The group plans to promote the wall plan at the annual CPAC political gathering, which begins at the end of February. They are also considering following that with a bus tour and more town halls on the border, Kolfage said. From there, actual construction could be only weeks away. “We should be turning dirt on this thing by 1 May, 1 June at the latest, according to our experts,” he said.
Kolfage said he expects the beginning of construction to spur more fundraising, especially if the group can demonstrate competence to potential mega-donors. “Once we break ground, it’s going to open up a whole new can of worms,” he said.
Kobach suggested raising $100 million for over 30 miles of wall could be achievable in the project’s first year.
The former Kansas secretary of state, who served as vice chair of Trump’s abortive and much-maligned voting fraud commission, said he expected to remain in touch with the president and other federal officials about the project. He said the goal was not to replace but to supplement a federal wall-building effort, and to channel pent-up demand for a barrier, which was a signature 2016 Trump campaign promise.

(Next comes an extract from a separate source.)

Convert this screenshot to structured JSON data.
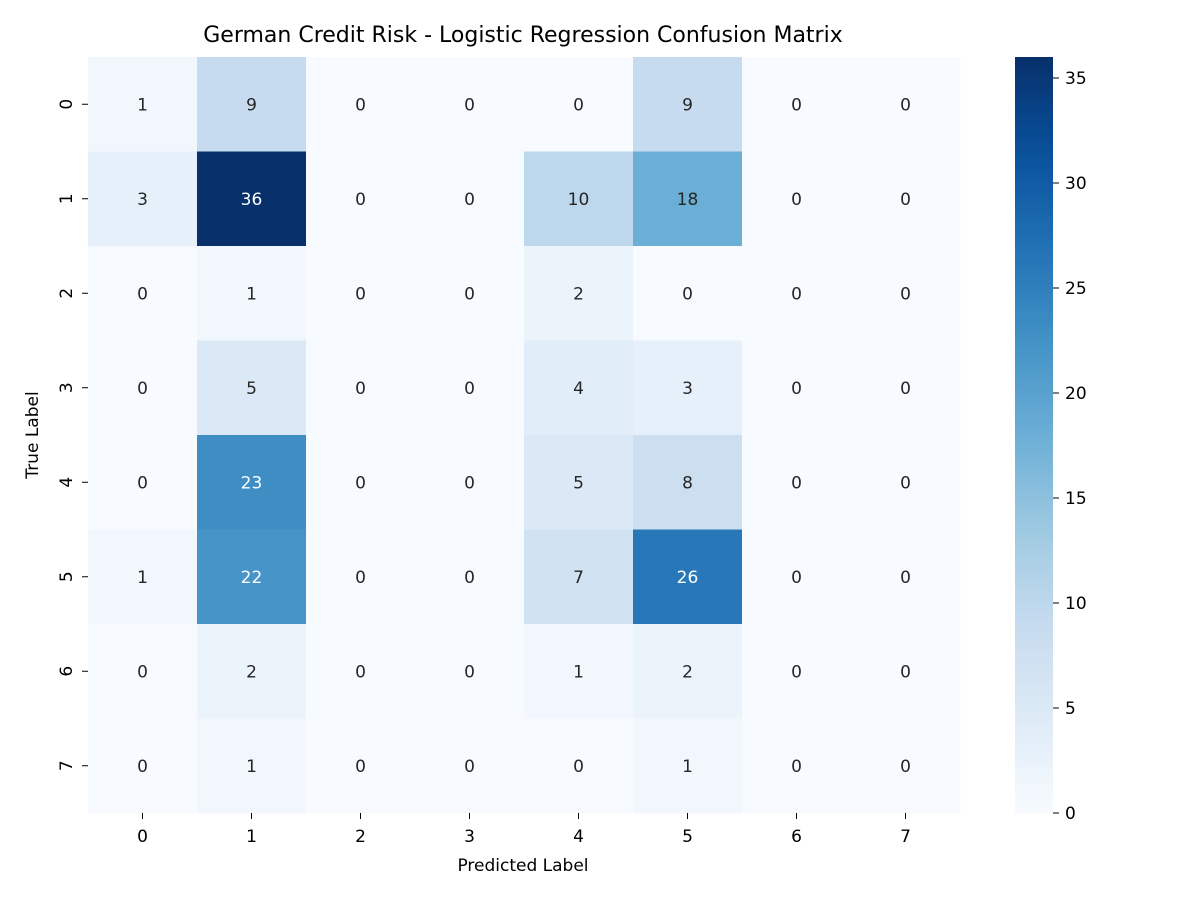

“Oftentimes people will just wait for the government to do it,” Kobach said. “In this case the need is so urgent that they say they want to do it right now.” The White House did not respond to a request for comment about Kobach’s account of his conversation with Trump about the project.
The effort began when Kolfage, an operator of conspiratorially mind right-wing websites, began a GoFundMe site dedicated to raising private donations for the Treasury Department to fund Trump’s proposed border wall.

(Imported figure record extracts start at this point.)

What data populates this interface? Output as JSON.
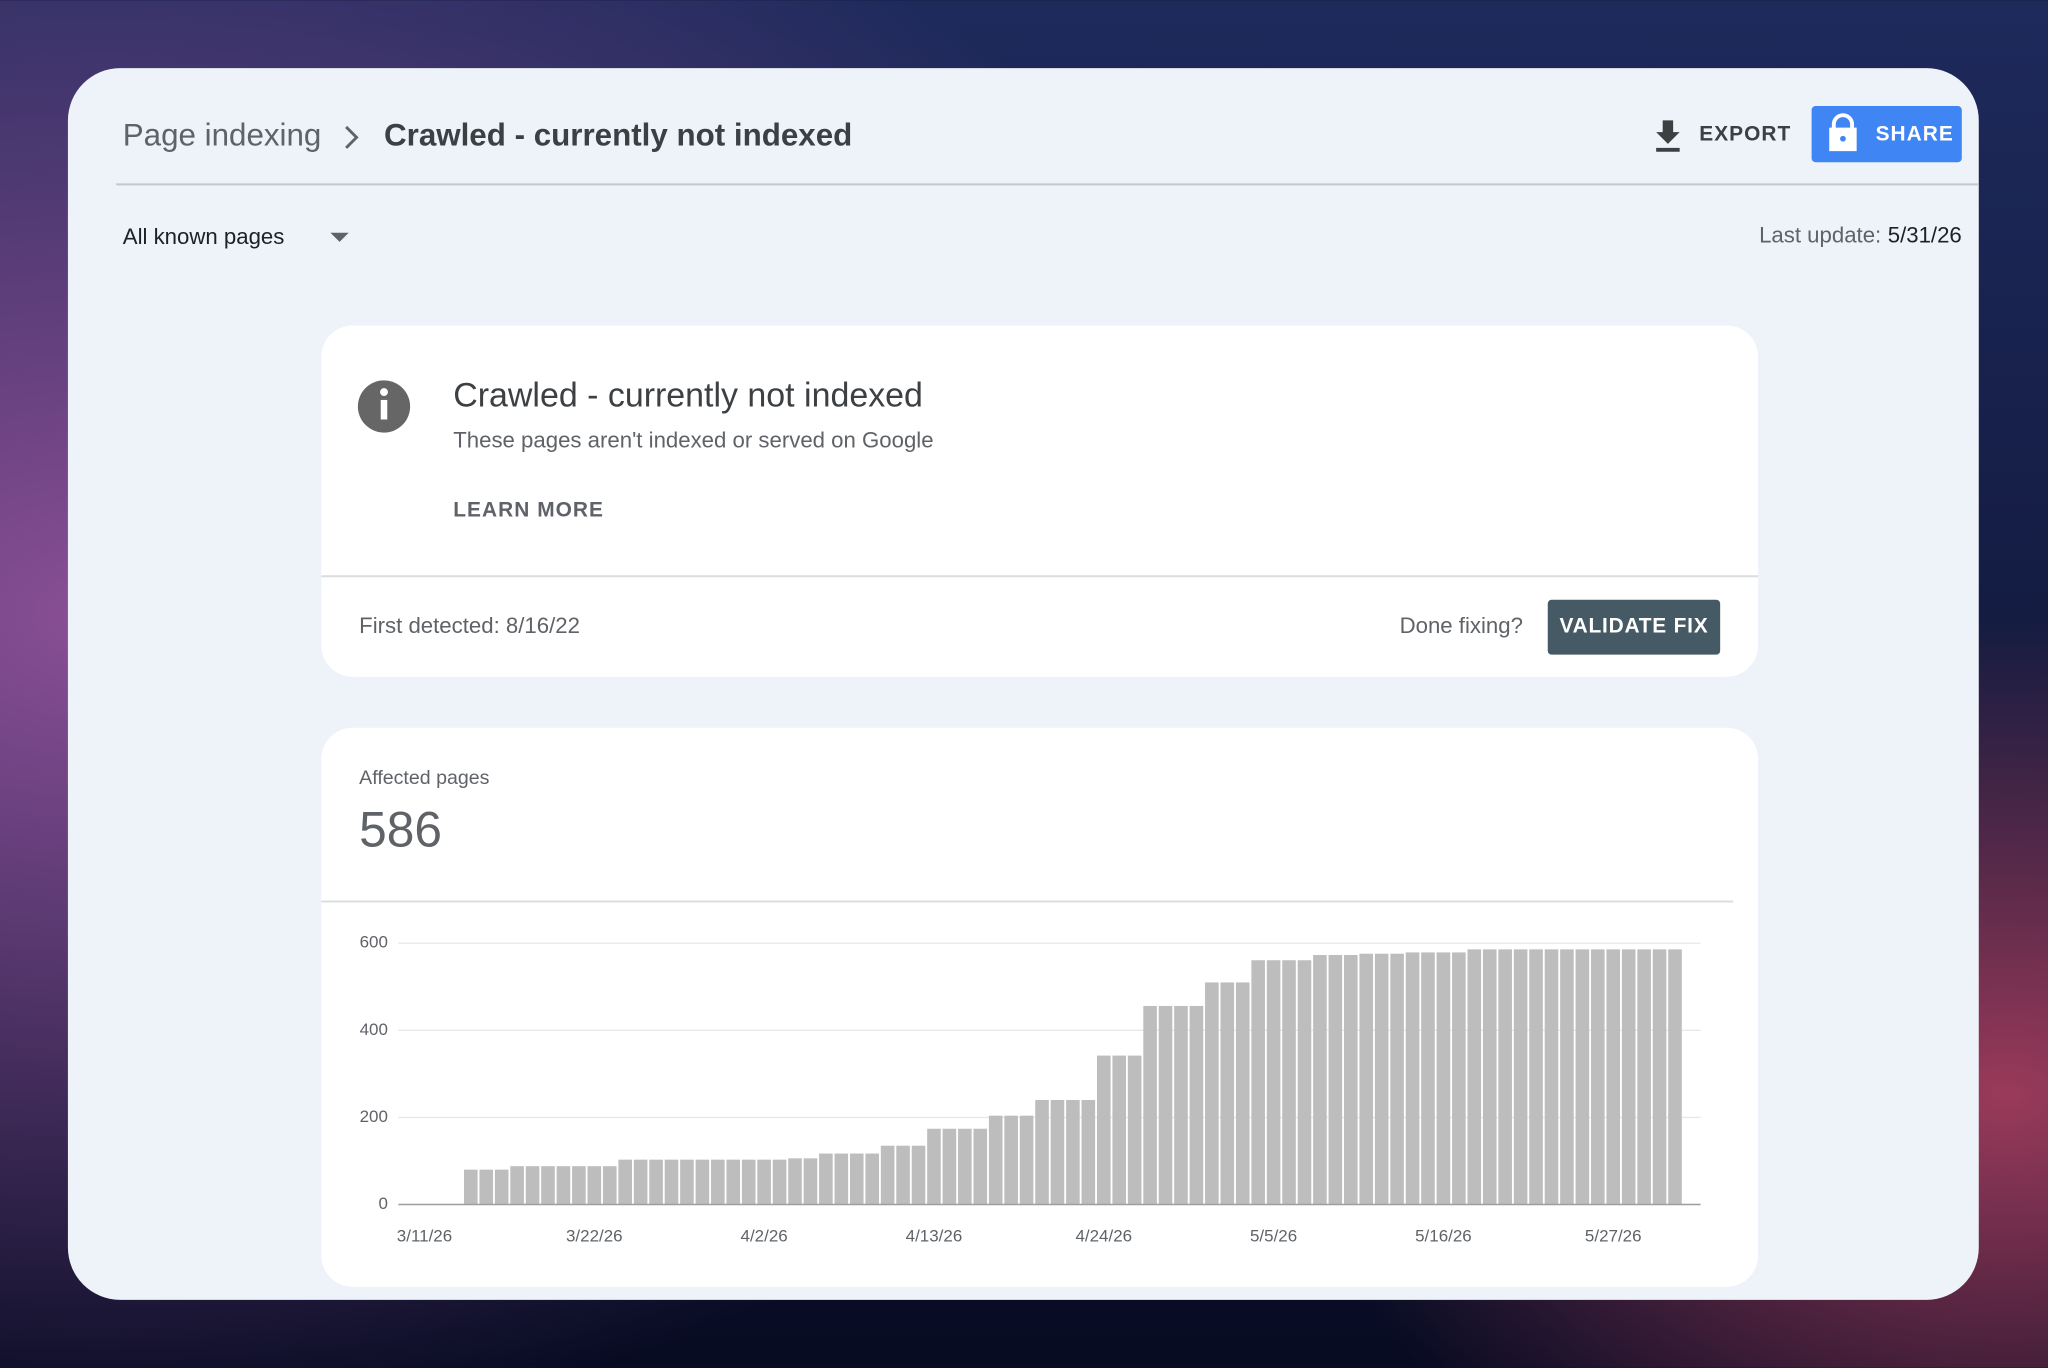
{
  "header": {
    "breadcrumb_parent": "Page indexing",
    "breadcrumb_current": "Crawled - currently not indexed",
    "export": "EXPORT",
    "share": "SHARE"
  },
  "filter": "All known pages",
  "last_update": {
    "label": "Last update:",
    "value": "5/31/26"
  },
  "card": {
    "title": "Crawled - currently not indexed",
    "subtitle": "These pages aren't indexed or served on Google",
    "learn_more": "LEARN MORE",
    "first_detected": "First detected: 8/16/22",
    "done_fixing": "Done fixing?",
    "validate": "VALIDATE FIX"
  },
  "summary": {
    "label": "Affected pages",
    "value": 586
  },
  "chart_data": {
    "type": "bar",
    "color": "#bdbdbd",
    "grid": true,
    "categories": [
      "3/11/26",
      null,
      null,
      null,
      null,
      null,
      null,
      null,
      null,
      null,
      null,
      "3/22/26",
      null,
      null,
      null,
      null,
      null,
      null,
      null,
      null,
      null,
      null,
      "4/2/26",
      null,
      null,
      null,
      null,
      null,
      null,
      null,
      null,
      null,
      null,
      "4/13/26",
      null,
      null,
      null,
      null,
      null,
      null,
      null,
      null,
      null,
      null,
      "4/24/26",
      null,
      null,
      null,
      null,
      null,
      null,
      null,
      null,
      null,
      null,
      "5/5/26",
      null,
      null,
      null,
      null,
      null,
      null,
      null,
      null,
      null,
      null,
      "5/16/26",
      null,
      null,
      null,
      null,
      null,
      null,
      null,
      null,
      null,
      null,
      "5/27/26",
      null,
      null,
      null,
      null
    ],
    "values": [
      0,
      0,
      0,
      80,
      80,
      80,
      88,
      88,
      88,
      88,
      88,
      88,
      88,
      103,
      103,
      103,
      103,
      103,
      103,
      103,
      103,
      103,
      103,
      103,
      106,
      106,
      117,
      117,
      117,
      117,
      135,
      135,
      135,
      174,
      174,
      174,
      174,
      204,
      204,
      204,
      240,
      240,
      240,
      240,
      342,
      342,
      342,
      456,
      456,
      456,
      456,
      510,
      510,
      510,
      561,
      561,
      561,
      561,
      573,
      573,
      573,
      576,
      576,
      576,
      579,
      579,
      579,
      579,
      586,
      586,
      586,
      586,
      586,
      586,
      586,
      586,
      586,
      586,
      586,
      586,
      586,
      586
    ],
    "ylim": [
      0,
      600
    ],
    "yticks": [
      0,
      200,
      400,
      600
    ]
  }
}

But that approach quickly came to look like a dead end. Even if citizens donate funds to the Treasury, Congress would still need to approve their use for a wall. So Kolfage and company switched tacks, forming We Build the Wall to fund a private construction effort on private lands.
Behind the scenes, Bannon has lent the project his connections and star power. Bannon got to know Kolfage after Facebook shut down pages the veteran maintained there last year, and Kolfage turned to Bannon for help. Kolfage said he began flying to Washington for meetings about the wall project facilitated by Bannon in late December.

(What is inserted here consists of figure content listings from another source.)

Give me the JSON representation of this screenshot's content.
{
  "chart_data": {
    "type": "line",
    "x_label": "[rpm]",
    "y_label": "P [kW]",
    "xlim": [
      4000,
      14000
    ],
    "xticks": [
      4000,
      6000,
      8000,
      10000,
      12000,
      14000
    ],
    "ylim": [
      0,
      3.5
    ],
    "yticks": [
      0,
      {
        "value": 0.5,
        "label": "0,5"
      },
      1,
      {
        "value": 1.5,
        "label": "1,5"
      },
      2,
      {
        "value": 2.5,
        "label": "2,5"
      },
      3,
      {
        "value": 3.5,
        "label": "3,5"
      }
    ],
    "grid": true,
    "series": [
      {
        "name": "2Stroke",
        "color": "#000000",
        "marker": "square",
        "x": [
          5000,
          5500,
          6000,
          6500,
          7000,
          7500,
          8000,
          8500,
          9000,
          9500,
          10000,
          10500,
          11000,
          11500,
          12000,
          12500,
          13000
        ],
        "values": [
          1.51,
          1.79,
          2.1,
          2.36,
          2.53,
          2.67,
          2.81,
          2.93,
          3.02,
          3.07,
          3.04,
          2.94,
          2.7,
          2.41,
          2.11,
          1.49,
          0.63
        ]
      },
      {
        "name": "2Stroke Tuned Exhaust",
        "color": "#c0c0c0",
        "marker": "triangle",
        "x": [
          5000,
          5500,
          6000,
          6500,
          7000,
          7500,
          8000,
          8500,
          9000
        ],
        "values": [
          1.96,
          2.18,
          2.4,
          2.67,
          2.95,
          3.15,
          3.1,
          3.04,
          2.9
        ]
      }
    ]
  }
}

While Bannon’s involvement had been secret, Prince, Kobach, Clarke, Tancredo and Schilling all serve on the nonprofit’s board. Each of them brings colorful credentials to the mix: Prince, the brother of Trump’s education secretary, Betsy DeVos, has performed extensive private security work in the Middle East, Asia and elsewhere. Clarke, a former sheriff of Milwaukee County known for his signature black cowboy hat, has a reputation for espousing extreme law-and-order views on the conservative media and conference circuit. Tancredo made his name as a five-term Congressman with constant calls for tighter border security. And Schilling has pivoted from a storied major league pitching career to a failed video game start-up to hosting a podcast for Breitbart News.
Last week, the group convened for the first time in Texas.
There, they encountered groups of migrants crossing the border to seek asylum. Tancredo said he was surprised that the migrants were “Completely, totally unconcerned about being confronted by us,” and instead were eager to find the Border Patrol so that they could request asylum.
Organizers also conferred with representatives of Magal Security Systems, which built a border barrier between Israel and the Gaza strip. In the weeks following Trump’s 2016 election, Magal publicly offered itself as a natural candidate to build Trump’s proposed wall. Kolfage said he expects to formalize a consulting deal with the firm this week. Magal did not respond to emails requesting comment.
As it pursues its wall, the group has formed several committees, including on site selection, building and fundraising, Tancredo said.
But the ragtag effort remains relatively informal, he said: “I got the impression nobody had a particular title.”